Илупин снял очки и сунул одну дужку в рот. В течение всей паузы он изучающе оглядывал Софью Дмитриевну, как если бы видел её в первый раз. Напротив него стояла боком, видимо, давая понять, что у неё мало времени и она торопится уйти, не очень молодая и печально-красивая женщина: какой-то усталой, словно перед началом увядания, была её красота.
Впрочем, Илупин ничего этого не видел, а видел только «белую кость – голубую кровь»: черты лица выписаны чисто, без единого огреха, породистая стать с этим плывущим от талии лебединым изгибом, достоинство в каждом движении, даже самом коротком (вот она провела пальцами по пуговицам блузки, и вспомнилась неказистая суетливость собственных рук), гладкая прическа, собирающая волосы на затылке (женщины теперь носят стрижку, а эта – пучок), – всё не как у простых людей!
– Вы спешите? – положил Илупин очки на стол.
– Да, у меня много работы.
– Но вы всё-таки задержитесь: разговор будет серьёзный…
Софья Дмитриевна развернулась к Илупину лицом.
– Так когда? – спросил он.
– Что когда?
– Когда же вы свою несознательность искорените?
– Я не понимаю, о чем вы говорите. Я люблю Россию…
– Вот-вот. У вас Россия, а у нас Союз Советских Социалистических Республик.
– Ну, хорошо, пусть СССР. И я совершенно не возражаю против построения социализма в отдельно взятой стране. В чём же моя несознательность?

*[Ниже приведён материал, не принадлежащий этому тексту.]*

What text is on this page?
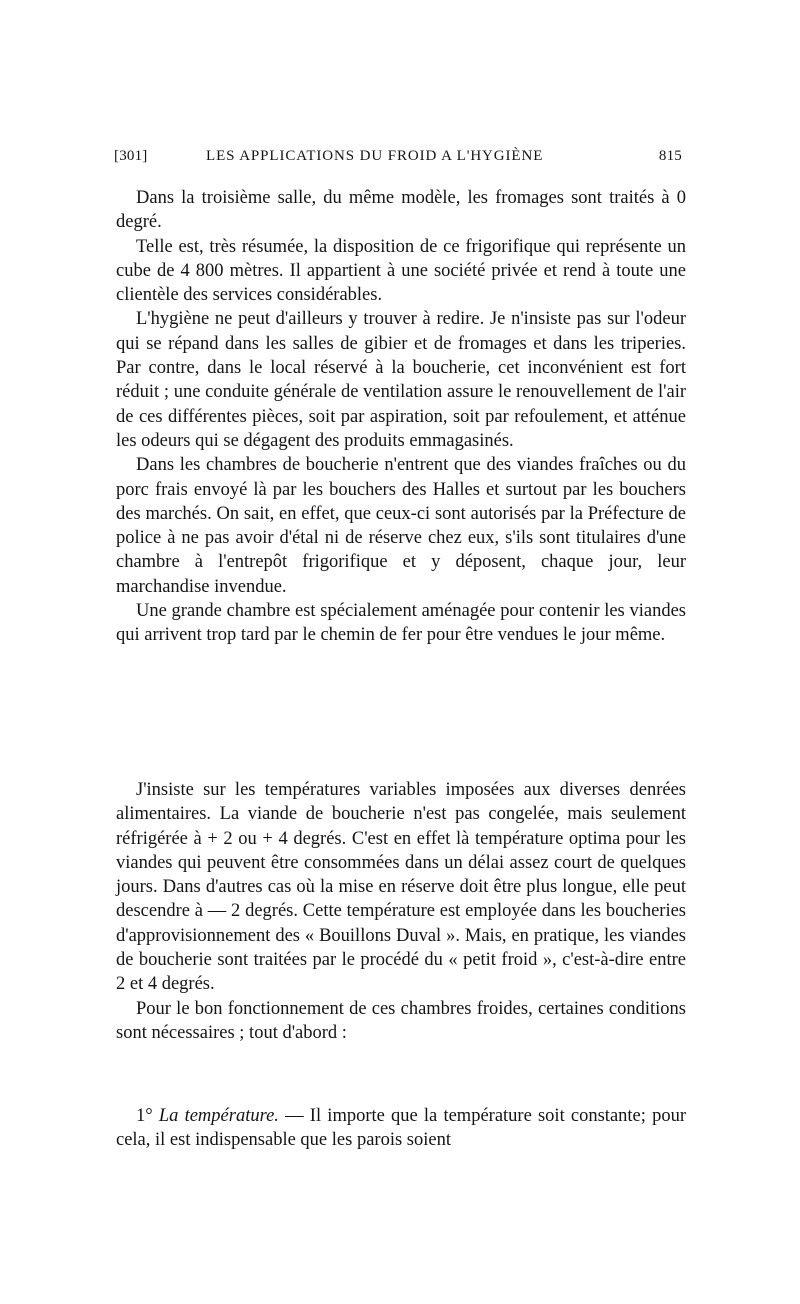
[301]	LES APPLICATIONS DU FROID A L'HYGIÈNE	815

Dans la troisième salle, du même modèle, les fromages sont traités à 0 degré.

Telle est, très résumée, la disposition de ce frigorifique qui représente un cube de 4 800 mètres. Il appartient à une société privée et rend à toute une clientèle des services considérables.

L'hygiène ne peut d'ailleurs y trouver à redire. Je n'insiste pas sur l'odeur qui se répand dans les salles de gibier et de fromages et dans les triperies. Par contre, dans le local réservé à la boucherie, cet inconvénient est fort réduit ; une conduite générale de ventilation assure le renouvellement de l'air de ces différentes pièces, soit par aspiration, soit par refoulement, et atténue les odeurs qui se dégagent des produits emmagasinés.

Dans les chambres de boucherie n'entrent que des viandes fraîches ou du porc frais envoyé là par les bouchers des Halles et surtout par les bouchers des marchés. On sait, en effet, que ceux-ci sont autorisés par la Préfecture de police à ne pas avoir d'étal ni de réserve chez eux, s'ils sont titulaires d'une chambre à l'entrepôt frigorifique et y déposent, chaque jour, leur marchandise invendue.

Une grande chambre est spécialement aménagée pour contenir les viandes qui arrivent trop tard par le chemin de fer pour être vendues le jour même.

J'insiste sur les températures variables imposées aux diverses denrées alimentaires. La viande de boucherie n'est pas congelée, mais seulement réfrigérée à + 2 ou + 4 degrés. C'est en effet là température optima pour les viandes qui peuvent être consommées dans un délai assez court de quelques jours. Dans d'autres cas où la mise en réserve doit être plus longue, elle peut descendre à — 2 degrés. Cette température est employée dans les boucheries d'approvisionnement des « Bouillons Duval ». Mais, en pratique, les viandes de boucherie sont traitées par le procédé du « petit froid », c'est-à-dire entre 2 et 4 degrés.

Pour le bon fonctionnement de ces chambres froides, certaines conditions sont nécessaires ; tout d'abord :

1° La température. — Il importe que la température soit constante; pour cela, il est indispensable que les parois soient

– Ещё бы она возражала, – хмыкнул Илупин. – Стало быть, вы утверждаете, что являетесь сознательным членом общества. А как тогда расценивать вашу последнюю выходку?
– Какую?
– Уже забыли? Мы, работники Почтамта, написали письмо в Моссовет с просьбой о сносе башни Меньшикова и предоставлении освободившейся площади под нужды Почтамта. Теперь вспомнили? Вас как штатного корректора нашей газеты попросили это письмо посмотреть, а вы? Швырнули его в лицо председателю месткома!
– Я не бросала письма – Вырубова говорит неправду! Я только отказалась его править.

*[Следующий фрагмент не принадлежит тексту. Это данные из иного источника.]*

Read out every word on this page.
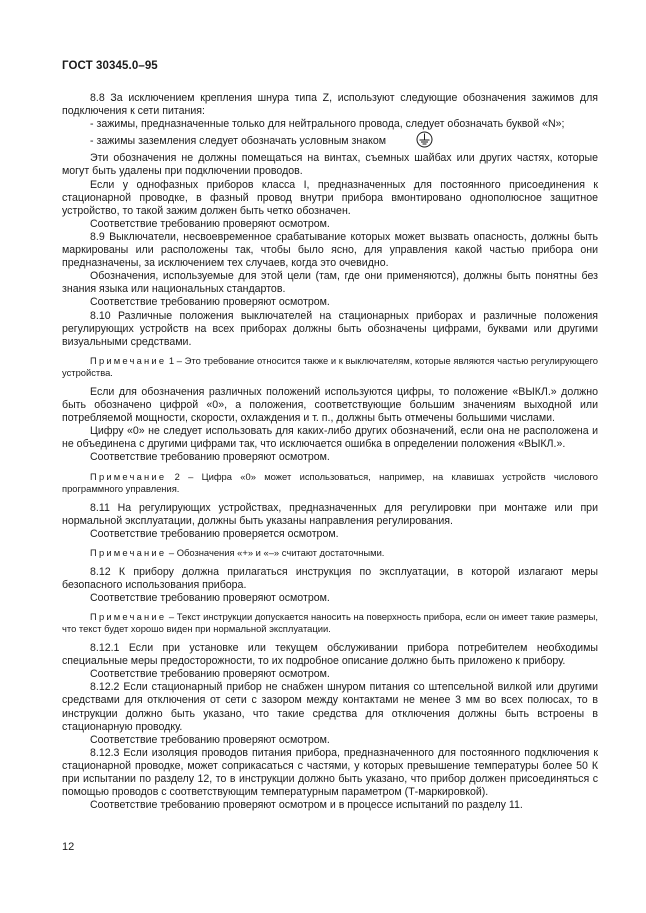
ГОСТ 30345.0–95

8.8 За исключением крепления шнура типа Z, используют следующие обозначения зажимов для подключения к сети питания:

- зажимы, предназначенные только для нейтрального провода, следует обозначать буквой «N»;

- зажимы заземления следует обозначать условным знаком

Эти обозначения не должны помещаться на винтах, съемных шайбах или других частях, которые могут быть удалены при подключении проводов.

Если у однофазных приборов класса I, предназначенных для постоянного присоединения к стационарной проводке, в фазный провод внутри прибора вмонтировано однополюсное защитное устройство, то такой зажим должен быть четко обозначен.

Соответствие требованию проверяют осмотром.

8.9 Выключатели, несвоевременное срабатывание которых может вызвать опасность, должны быть маркированы или расположены так, чтобы было ясно, для управления какой частью прибора они предназначены, за исключением тех случаев, когда это очевидно.

Обозначения, используемые для этой цели (там, где они применяются), должны быть понятны без знания языка или национальных стандартов.

Соответствие требованию проверяют осмотром.

8.10 Различные положения выключателей на стационарных приборах и различные положения регулирующих устройств на всех приборах должны быть обозначены цифрами, буквами или другими визуальными средствами.

Примечание 1 – Это требование относится также и к выключателям, которые являются частью регулирующего устройства.

Если для обозначения различных положений используются цифры, то положение «ВЫКЛ.» должно быть обозначено цифрой «0», а положения, соответствующие большим значениям выходной или потребляемой мощности, скорости, охлаждения и т. п., должны быть отмечены большими числами.

Цифру «0» не следует использовать для каких-либо других обозначений, если она не расположена и не объединена с другими цифрами так, что исключается ошибка в определении положения «ВЫКЛ.».

Соответствие требованию проверяют осмотром.

Примечание 2 – Цифра «0» может использоваться, например, на клавишах устройств числового программного управления.

8.11 На регулирующих устройствах, предназначенных для регулировки при монтаже или при нормальной эксплуатации, должны быть указаны направления регулирования.

Соответствие требованию проверяется осмотром.

Примечание – Обозначения «+» и «–» считают достаточными.

8.12 К прибору должна прилагаться инструкция по эксплуатации, в которой излагают меры безопасного использования прибора.

Соответствие требованию проверяют осмотром.

Примечание – Текст инструкции допускается наносить на поверхность прибора, если он имеет такие размеры, что текст будет хорошо виден при нормальной эксплуатации.

8.12.1 Если при установке или текущем обслуживании прибора потребителем необходимы специальные меры предосторожности, то их подробное описание должно быть приложено к прибору.

Соответствие требованию проверяют осмотром.

8.12.2 Если стационарный прибор не снабжен шнуром питания со штепсельной вилкой или другими средствами для отключения от сети с зазором между контактами не менее 3 мм во всех полюсах, то в инструкции должно быть указано, что такие средства для отключения должны быть встроены в стационарную проводку.

Соответствие требованию проверяют осмотром.

8.12.3 Если изоляция проводов питания прибора, предназначенного для постоянного подключения к стационарной проводке, может соприкасаться с частями, у которых превышение температуры более 50 К при испытании по разделу 12, то в инструкции должно быть указано, что прибор должен присоединяться с помощью проводов с соответствующим температурным параметром (Т-маркировкой).

Соответствие требованию проверяют осмотром и в процессе испытаний по разделу 11.

12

– Почему же, если не секрет?
– Потому что задуманное вами – варварство. Но вы даже не понимаете этого.
– А не потому ли, что вы молитесь в этой церкви?!
– Совет народных комиссаров религию не запрещает.

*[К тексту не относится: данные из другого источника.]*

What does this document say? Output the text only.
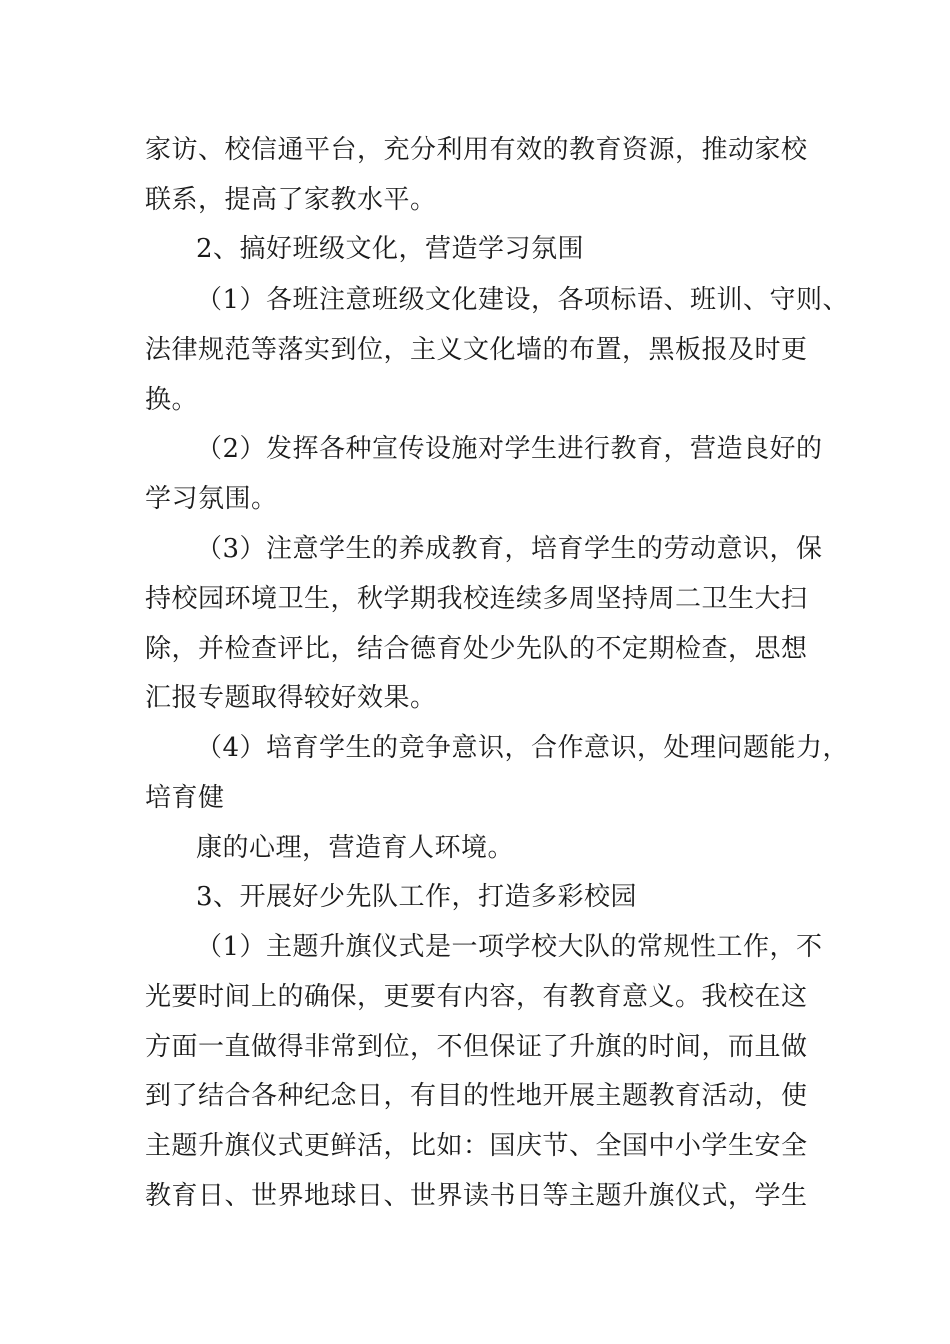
家访、校信通平台，充分利用有效的教育资源，推动家校

联系，提高了家教水平。

2、搞好班级文化，营造学习氛围

（1）各班注意班级文化建设，各项标语、班训、守则、

法律规范等落实到位，主义文化墙的布置，黑板报及时更

换。

（2）发挥各种宣传设施对学生进行教育，营造良好的

学习氛围。

（3）注意学生的养成教育，培育学生的劳动意识，保

持校园环境卫生，秋学期我校连续多周坚持周二卫生大扫

除，并检查评比，结合德育处少先队的不定期检查，思想

汇报专题取得较好效果。

（4）培育学生的竞争意识，合作意识，处理问题能力，

培育健

康的心理，营造育人环境。

3、开展好少先队工作，打造多彩校园

（1）主题升旗仪式是一项学校大队的常规性工作，不

光要时间上的确保，更要有内容，有教育意义。我校在这

方面一直做得非常到位，不但保证了升旗的时间，而且做

到了结合各种纪念日，有目的性地开展主题教育活动，使

主题升旗仪式更鲜活，比如：国庆节、全国中小学生安全

教育日、世界地球日、世界读书日等主题升旗仪式，学生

– Но и не приветствует! Ну, ничего, не вы одна такая грамотная на весь Почтамт! Как видите, обошлись без вас…
Взгляд Софьи Дмитриевны насмешливо блеснул.
– Однако вы, кажется, получили отказ.
– Пока отказ. Потому что вмешался товарищ Бубнов. Ему, наверно, нравится соседство наркомата просвещения с церковью. Ничего, подождём, есть люди и повыше! Но вы-то! Не удивлюсь, если узнаю, что вы приложили руку к вмешательству наркома!
– Не переоценивайте меня.
– Да, госпожа Бартеньева, если б у вас не было покровителя в горкоме партии, вы бы у меня давно…
– Что давно?
– Вам известна участь ленинградских дворян после убийства товарища Кирова?
– А разве такие существовали? Я думала, что были только петербуржские дворяне.
– Ещё и издеваетесь? – Илупин вкрадчиво подобревшим взглядом посмотрел на Софью Дмитриевну.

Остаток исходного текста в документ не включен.